* * *
С двадцатых чисел августа я с женой находился в Сочинском военном санатории. Волна репрессий докатилась и до Черноморья, поглощая то одного, то другого, прибывшего на лечение. Особенно доставалось соседнему санаторию имени Фабрициуса, где находился высший начальствующий состав армии. Интерес к отдыху и лечебным процедурам вытеснили беспокойство и тревожное раздумье.
Вернулся я из Сочи в ночь на 19 сентября. От шофера, который приехал за мной по собственному почину, я узнал, что от должности меня отстранили, а моим преемником назначен Шавров, работавший до этого комиссаром полка. Шавров, при некоторых положительных качествах, отличался безволием, беспечностью и неумением организовать работу. У подобных работников всегда господствует самотек. Именно поэтому я добивался его замены. Сейчас не без основания я полагал, что мои представления на снятие Шаврова стали рекомендацией для его выдвижения. Все это было предвестником новых, малоприятных событий. Долго ждать их не пришлось. Утром следующего дня меня вызвали на партсобрание для рассмотрения моего персонального дела.
У входа в кабинет, где еще недавно я работал, печатала машинистка. Не отвлекаясь от работы, она предложила проходить на собрание. С беспокойством и непонятным ощущением я переступил порог кабинета, заполненного табачным сизым дымом.

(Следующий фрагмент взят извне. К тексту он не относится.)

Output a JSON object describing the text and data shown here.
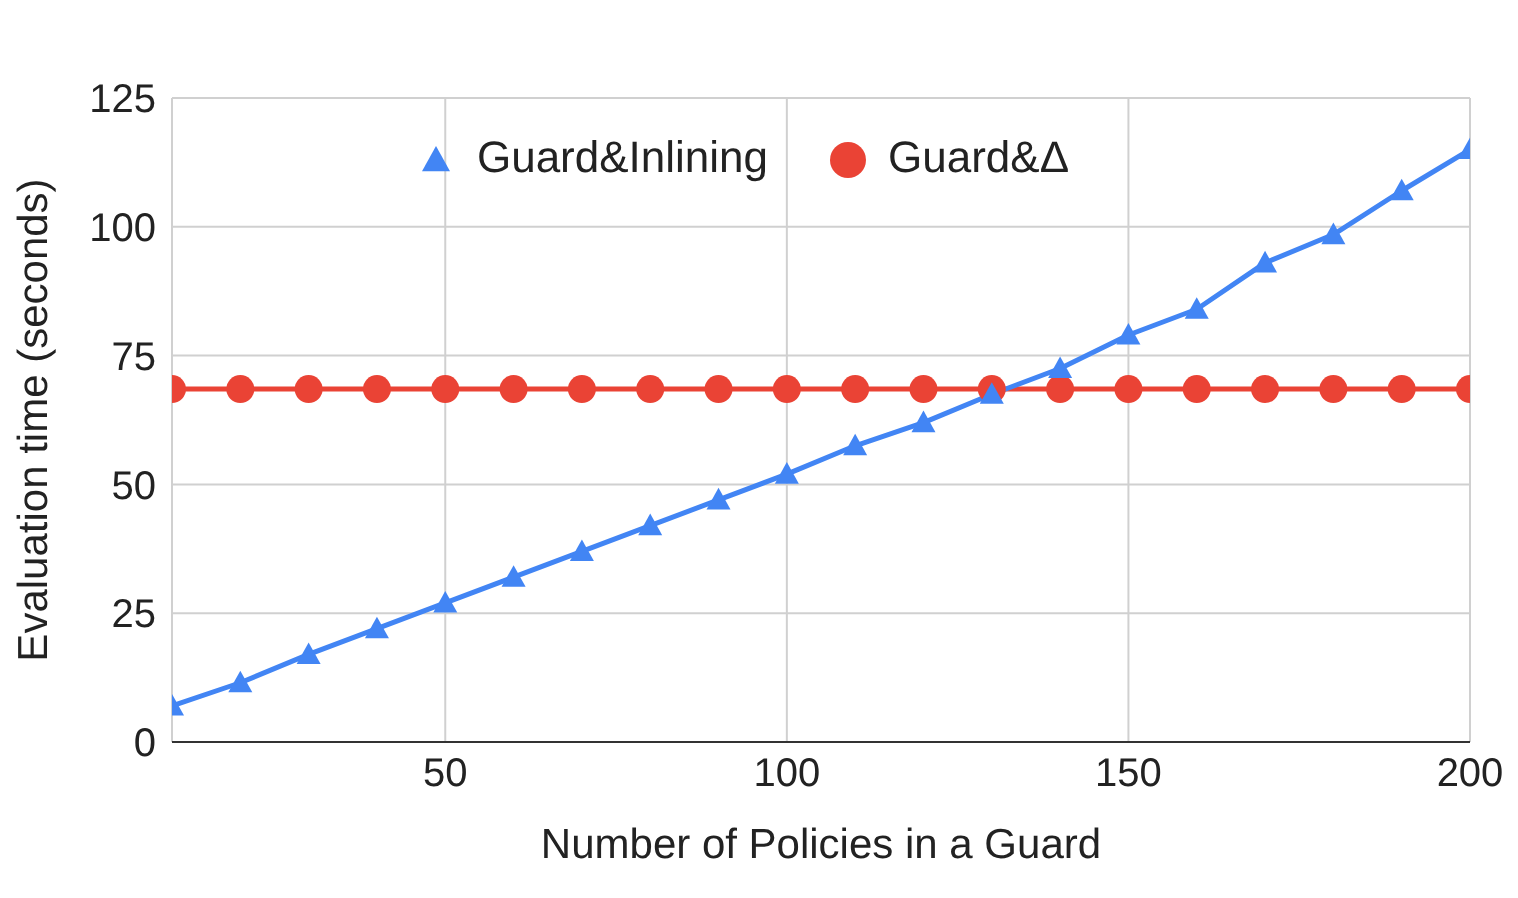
{
  "chart_data": {
    "type": "line",
    "xlabel": "Number of Policies in a Guard",
    "ylabel": "Evaluation time (seconds)",
    "x": [
      10,
      20,
      30,
      40,
      50,
      60,
      70,
      80,
      90,
      100,
      110,
      120,
      130,
      140,
      150,
      160,
      170,
      180,
      190,
      200
    ],
    "series": [
      {
        "name": "Guard&Inlining",
        "color": "#4285f4",
        "marker": "triangle",
        "values": [
          7,
          11.5,
          17,
          22,
          27,
          32,
          37,
          42,
          47,
          52,
          57.5,
          62,
          67.5,
          72.5,
          79,
          84,
          93,
          98.5,
          107,
          115
        ]
      },
      {
        "name": "Guard&Δ",
        "color": "#ea4335",
        "marker": "circle",
        "values": [
          68.5,
          68.5,
          68.5,
          68.5,
          68.5,
          68.5,
          68.5,
          68.5,
          68.5,
          68.5,
          68.5,
          68.5,
          68.5,
          68.5,
          68.5,
          68.5,
          68.5,
          68.5,
          68.5,
          68.5
        ]
      }
    ],
    "xlim": [
      10,
      200
    ],
    "xticks": [
      50,
      100,
      150,
      200
    ],
    "ylim": [
      0,
      125
    ],
    "yticks": [
      0,
      25,
      50,
      75,
      100,
      125
    ],
    "grid": true,
    "legend": "top",
    "line_style": "solid"
  }
}
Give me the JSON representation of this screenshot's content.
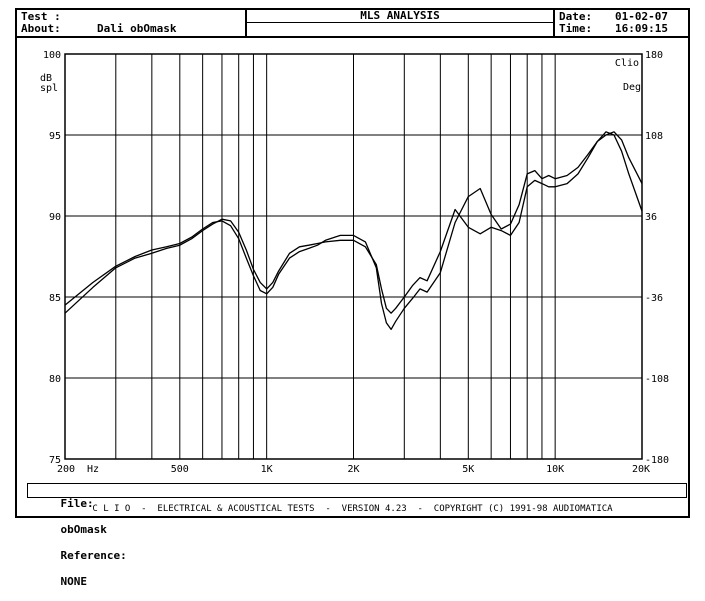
{
  "header": {
    "test_label": "Test :",
    "about_label": "About:",
    "about_value": "Dali obOmask",
    "title": "MLS ANALYSIS",
    "date_label": "Date:",
    "date_value": "01-02-07",
    "time_label": "Time:",
    "time_value": "16:09:15"
  },
  "file_bar": {
    "file_label": "File:",
    "file_value": "obOmask",
    "reference_label": "Reference:",
    "reference_value": "NONE"
  },
  "footer": {
    "text": "C L I O  -  ELECTRICAL & ACOUSTICAL TESTS  -  VERSION 4.23  -  COPYRIGHT (C) 1991-98 AUDIOMATICA"
  },
  "chart_data": {
    "type": "line",
    "title": "MLS ANALYSIS",
    "x_scale": "log",
    "xlim": [
      200,
      20000
    ],
    "ylim": [
      75,
      100
    ],
    "y2lim": [
      -180,
      180
    ],
    "ylabel": "dB spl",
    "y2label": "Deg",
    "x_unit_label": "Hz",
    "corner_label": "Clio",
    "grid": true,
    "x_tick_labels": [
      {
        "value": 200,
        "label": "200"
      },
      {
        "value": 500,
        "label": "500"
      },
      {
        "value": 1000,
        "label": "1K"
      },
      {
        "value": 2000,
        "label": "2K"
      },
      {
        "value": 5000,
        "label": "5K"
      },
      {
        "value": 10000,
        "label": "10K"
      },
      {
        "value": 20000,
        "label": "20K"
      }
    ],
    "x_grid": [
      200,
      300,
      400,
      500,
      600,
      700,
      800,
      900,
      1000,
      2000,
      3000,
      4000,
      5000,
      6000,
      7000,
      8000,
      9000,
      10000,
      20000
    ],
    "y_ticks": [
      75,
      80,
      85,
      90,
      95,
      100
    ],
    "y2_ticks": [
      -180,
      -108,
      -36,
      36,
      108,
      180
    ],
    "series": [
      {
        "x": [
          200,
          250,
          300,
          350,
          400,
          450,
          500,
          550,
          600,
          650,
          700,
          750,
          800,
          850,
          900,
          950,
          1000,
          1050,
          1100,
          1200,
          1300,
          1400,
          1500,
          1600,
          1800,
          2000,
          2200,
          2400,
          2500,
          2600,
          2700,
          2800,
          3000,
          3200,
          3400,
          3600,
          4000,
          4500,
          5000,
          5500,
          6000,
          6500,
          7000,
          7500,
          8000,
          8500,
          9000,
          9500,
          10000,
          11000,
          12000,
          13000,
          14000,
          15000,
          16000,
          17000,
          18000,
          20000
        ],
        "values": [
          84.5,
          85.9,
          86.9,
          87.5,
          87.9,
          88.1,
          88.3,
          88.7,
          89.2,
          89.6,
          89.7,
          89.4,
          88.6,
          87.4,
          86.3,
          85.4,
          85.2,
          85.6,
          86.4,
          87.4,
          87.8,
          88.0,
          88.2,
          88.5,
          88.8,
          88.8,
          88.4,
          86.8,
          84.6,
          83.4,
          83.0,
          83.5,
          84.3,
          84.9,
          85.5,
          85.3,
          86.5,
          89.6,
          91.2,
          91.7,
          90.1,
          89.2,
          89.5,
          90.7,
          92.6,
          92.8,
          92.3,
          92.5,
          92.3,
          92.5,
          93.0,
          93.8,
          94.6,
          95.0,
          95.2,
          94.7,
          93.6,
          92.0
        ]
      },
      {
        "x": [
          200,
          250,
          300,
          350,
          400,
          450,
          500,
          550,
          600,
          650,
          700,
          750,
          800,
          850,
          900,
          950,
          1000,
          1050,
          1100,
          1200,
          1300,
          1400,
          1500,
          1600,
          1800,
          2000,
          2200,
          2400,
          2500,
          2600,
          2700,
          2800,
          3000,
          3200,
          3400,
          3600,
          4000,
          4500,
          5000,
          5500,
          6000,
          6500,
          7000,
          7500,
          8000,
          8500,
          9000,
          9500,
          10000,
          11000,
          12000,
          13000,
          14000,
          15000,
          16000,
          17000,
          18000,
          20000
        ],
        "values": [
          84.0,
          85.6,
          86.8,
          87.4,
          87.7,
          88.0,
          88.2,
          88.6,
          89.1,
          89.5,
          89.8,
          89.7,
          89.0,
          87.9,
          86.7,
          85.9,
          85.5,
          85.9,
          86.6,
          87.7,
          88.1,
          88.2,
          88.3,
          88.4,
          88.5,
          88.5,
          88.1,
          87.0,
          85.5,
          84.3,
          84.0,
          84.3,
          85.0,
          85.7,
          86.2,
          86.0,
          87.8,
          90.4,
          89.3,
          88.9,
          89.3,
          89.1,
          88.8,
          89.6,
          91.8,
          92.2,
          92.0,
          91.8,
          91.8,
          92.0,
          92.6,
          93.6,
          94.6,
          95.2,
          95.0,
          94.0,
          92.6,
          90.3
        ]
      }
    ]
  }
}
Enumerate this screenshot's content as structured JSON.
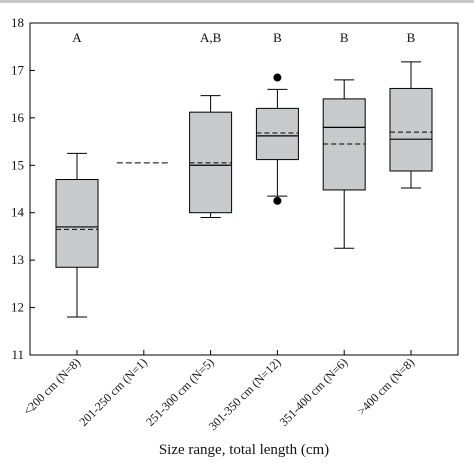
{
  "chart_data": {
    "type": "box",
    "xlabel": "Size range, total length (cm)",
    "ylabel": "",
    "ylim": [
      11,
      18
    ],
    "yticks": [
      11,
      12,
      13,
      14,
      15,
      16,
      17,
      18
    ],
    "grid": false,
    "categories": [
      "<200 cm (N=8)",
      "201-250 cm (N=1)",
      "251-300 cm (N=5)",
      "301-350 cm (N=12)",
      "351-400 cm (N=6)",
      ">400 cm (N=8)"
    ],
    "group_letters": [
      "A",
      "",
      "A,B",
      "B",
      "B",
      "B"
    ],
    "box_fill": "#c7cbcb",
    "boxes": [
      {
        "min": 11.8,
        "q1": 12.85,
        "median": 13.7,
        "mean": 13.65,
        "q3": 14.7,
        "max": 15.25,
        "outliers": []
      },
      {
        "single_value": 15.05
      },
      {
        "min": 13.9,
        "q1": 14.0,
        "median": 15.0,
        "mean": 15.05,
        "q3": 16.12,
        "max": 16.47,
        "outliers": []
      },
      {
        "min": 14.35,
        "q1": 15.12,
        "median": 15.62,
        "mean": 15.68,
        "q3": 16.2,
        "max": 16.6,
        "outliers": [
          14.25,
          16.85
        ]
      },
      {
        "min": 13.25,
        "q1": 14.48,
        "median": 15.8,
        "mean": 15.45,
        "q3": 16.4,
        "max": 16.8,
        "outliers": []
      },
      {
        "min": 14.52,
        "q1": 14.88,
        "median": 15.55,
        "mean": 15.7,
        "q3": 16.62,
        "max": 17.18,
        "outliers": []
      }
    ]
  }
}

Секретарь партбюро Осокин сидел на председательском месте, рылся в портфеле и как-то невнятно предложил мне садиться. Общий разговор умолк, и каждый делал вид, что занят газетой или своими бумагами. Лишь инструктор по партучету Накожный, отличавшийся угодничеством, ерзал на стуле и вызывающе смотрел на меня.
Я сел и председатель приступил к делу. Он зачитал два заявления, «разоблачавших» меня. В одном из них Марков, работавший в 1932/33 гг. моим заместителем в Горьковском бронетанковом училище, в адрес политуправления сообщал о моих «связях и близких отношениях» с «врагами народа» Г.И. Векличевым и Я.Б. Гамарником, а также о безмерном их восхвалении.
В другом заявлении Накожный сообщал в парторганизацию, что несмотря на серьезные сигналы, я не принял мер к незаслуживающему доверия Парашубскому и вместо разоблачения взял его под защиту.
Я объяснил собранию, что с Г.И. Векличевым и Я.Б. Гамарником у меня были только служебные отношения. «Восхваление» же их заключалось в том, что на партсобраниях, как это было принято, я называл их по имени и отчеству. Что касается Парашубского, то у меня отсутствовали порочащие его сигналы. Меня слушали молча, с вниманием, но недоверчиво.
Первым с горячностью выступил в прениях автор второго заявления. В резкой и оскорбительной для меня форме он утверждал, что моя «связь с врагами народа» и защита Парашубского неслучайны и взаимно связаны. Мою нетерпимость к недостаткам и горение на работе он расценил, как прием маскировки. Повторяя на различные лады сказанное Накожным, выступили и остальные. Все соглашались с его предложением исключить меня из партии за связь с «врагами народа». Заключал прения Шавров. Медленно, цедя слова сквозь зубы, он сказал, что я неискренен и утаиваю свои настоящие отношения с Я.Б. Гамарником и Г.И. Векличевым, и поэтому двух мнений о моем пребывании в партии быть не может.
Перед голосованием я выразил крайнее недоумение необычностью партсобрания. Каждому из присутствовавших очевидно, говорил я, что нет никаких оснований исключать меня из партии, и все же судьба моя была предрешена. Весьма прозрачно я намекал, что за спиной собрания находятся особые органы, а принимаемое по их требованию решение – безусловно ошибочно.
После единогласного решения об исключении меня из партии, отдавая председателю партбилет, я выразил убеждение, что допущенная собранием ошибка рано или поздно будет исправлена. Ушел с тяжелой мыслью о том, что это – предарестное мероприятие.
Дома я сразу же стал писать апелляцию и письмо секретарю окружной парткомиссии Ивану Яковлевичу Юкамсу, который знал меня в течение многих лет. В прошлом батрак, большевик с 1913 года, участник штурма Зимнего, комиссар в годы Гражданской войны, один из руководителей революционного подполья в буржуазной Латвии, осужденный к смертной казни – таким был Иван Яковлевич, кристальной честности коммунист. За принципиальность и смелость, самостоятельность и чуткость его глубоко уважали, с ним считались большие и малые начальники. Поэтому я адресовался к Юкамсу, надеясь на его вмешательство и поддержку. Но когда составлялось письмо, Иван Яковлевич, чего я, конечно, не знал, уже находился под арестом.